Teleport
Kritik
# Wenn Science-Fiction zum Gedankenkarussell wird: „Teleport“ von Mark Bremer, Joshua Tree & Teleport
Kaum aufgeschlagen, zieht „Teleport“ dich mitten hinein in ein spannendes Szenario, das sich irgendwo zwischen Wissenschafts-Thriller und Mystery-Horror bewegt. Im Kopf spukt sofort die Frage: Was würde passieren, wenn ein außerirdisches Artefakt unsere Vorstellung von Raum und Zeit komplett auf den Kopf stellt? Genau dieses Gefühl hat mich von Beginn an gepackt – ein frischer Wind für alle, die Lust auf ungewöhnliche Sci-Fi haben.

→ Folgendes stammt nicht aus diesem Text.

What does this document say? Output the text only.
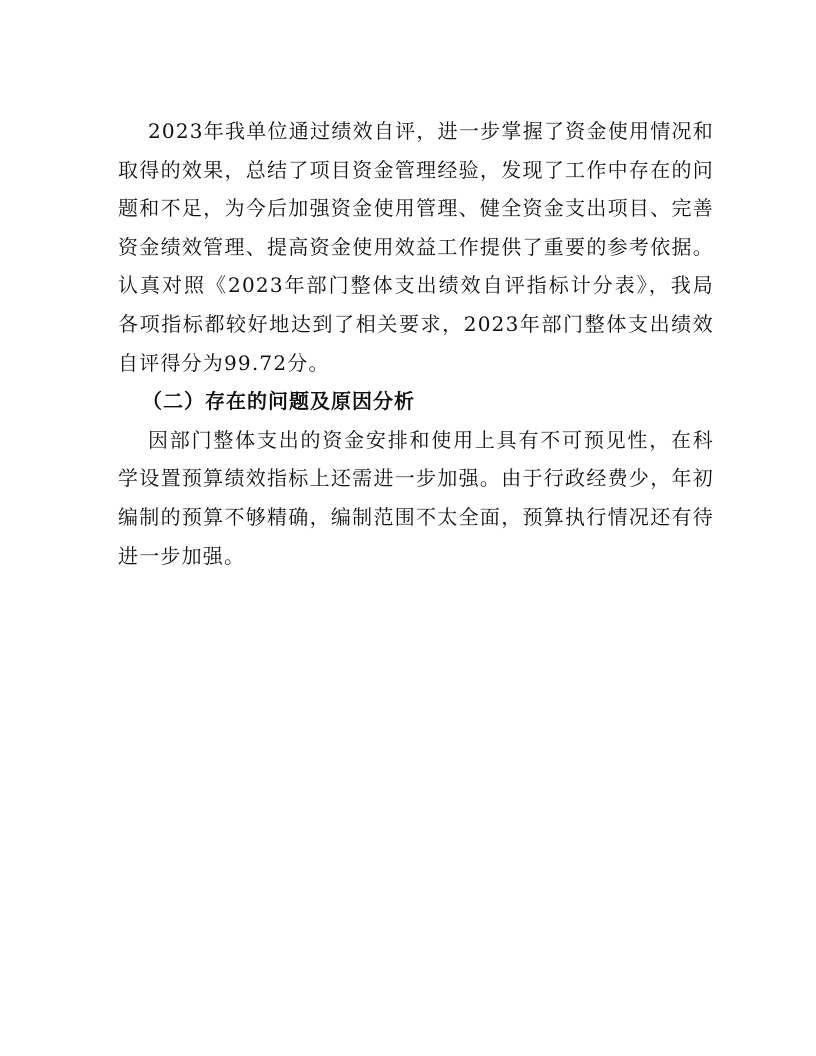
2023年我单位通过绩效自评，进一步掌握了资金使用情况和取得的效果，总结了项目资金管理经验，发现了工作中存在的问题和不足，为今后加强资金使用管理、健全资金支出项目、完善资金绩效管理、提高资金使用效益工作提供了重要的参考依据。认真对照《2023年部门整体支出绩效自评指标计分表》，我局各项指标都较好地达到了相关要求，2023年部门整体支出绩效自评得分为99.72分。

（二）存在的问题及原因分析

因部门整体支出的资金安排和使用上具有不可预见性，在科学设置预算绩效指标上还需进一步加强。由于行政经费少，年初编制的预算不够精确，编制范围不太全面，预算执行情况还有待进一步加强。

Die Handlung? Kurz und knackig: Ein vermeintlich ganz normales Ölfeld in Venezuela verwandelt sich in den Ausgangspunkt einer Katastrophe, als ein uraltes Artefakt ans Tageslicht kommt. Im US-Militärbunker wird ein internationales Team von Forschern zusammengestellt, das versucht, das Objekt zu entschlüsseln. Schnell wird klar: Das Ding ist keine gewöhnliche Entdeckung. Ein Raum in seinem Inneren scheint Menschen tatsächlich von einem Ort zum anderen zu beamen – oder zumindest glauben sie das. Doch wer hineingeht, fällt ins Koma, und die Grenzen zwischen Illusion und Realität beginnen zu verschwimmen. Klingt jetzt schon spannend, oder?

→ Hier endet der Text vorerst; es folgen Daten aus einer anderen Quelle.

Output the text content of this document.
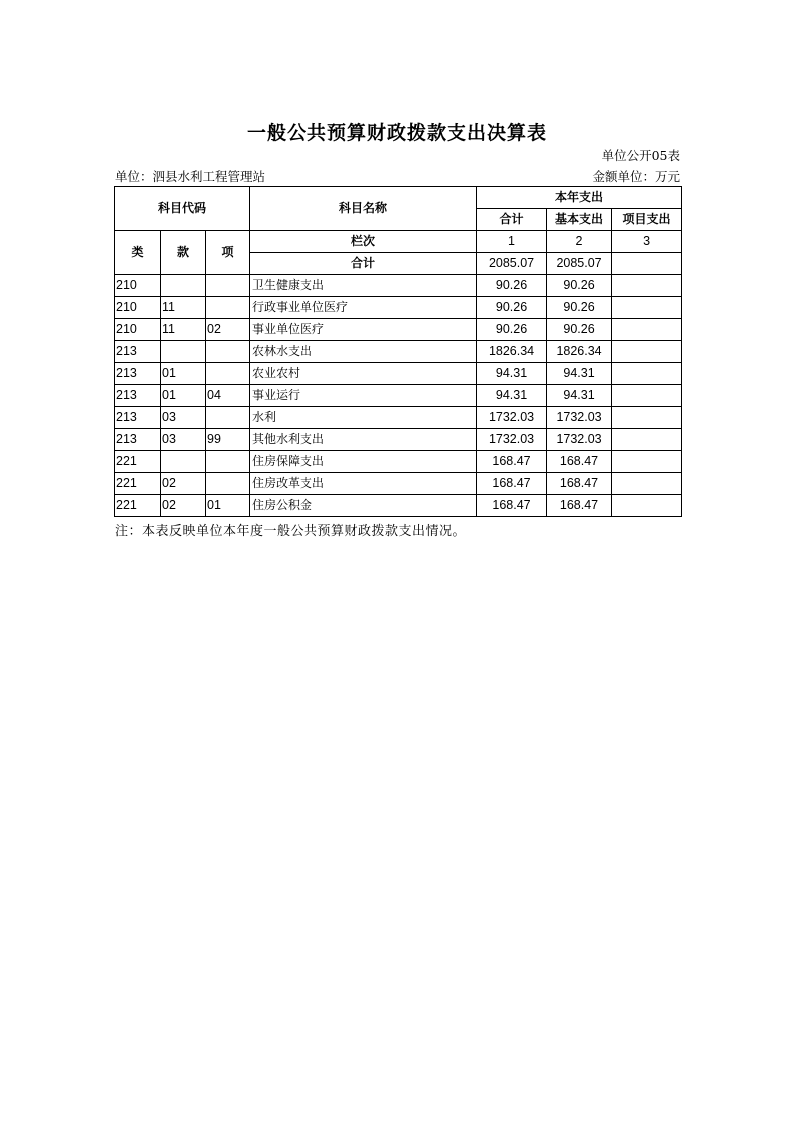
一般公共预算财政拨款支出决算表
单位公开05表
单位：泗县水利工程管理站	金额单位：万元
科目代码			科目名称	本年支出		
				合计	基本支出	项目支出
类	款	项	栏次	1	2	3
			合计	2085.07	2085.07	
210			卫生健康支出	90.26	90.26	
210	11		行政事业单位医疗	90.26	90.26	
210	11	02	事业单位医疗	90.26	90.26	
213			农林水支出	1826.34	1826.34	
213	01		农业农村	94.31	94.31	
213	01	04	事业运行	94.31	94.31	
213	03		水利	1732.03	1732.03	
213	03	99	其他水利支出	1732.03	1732.03	
221			住房保障支出	168.47	168.47	
221	02		住房改革支出	168.47	168.47	
221	02	01	住房公积金	168.47	168.47	
注：本表反映单位本年度一般公共预算财政拨款支出情况。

Die Figuren sind dabei keineswegs austauschbar. Jeder aus dem internationalen Team bringt seine eigene Agenda und Geschichte mit. Besonders angenehm ist, dass die Autoren den Fokus nicht nur auf technische Details legen, sondern auch die menschlichen Reaktionen und Zwischentöne nicht zu kurz kommen. Das macht die Story greifbar und lebendig – nicht nur eine nüchterne Wissenschaftsexpedition, sondern ein kleiner Mikrokosmos aus Hoffnung, Angst und Misstrauen.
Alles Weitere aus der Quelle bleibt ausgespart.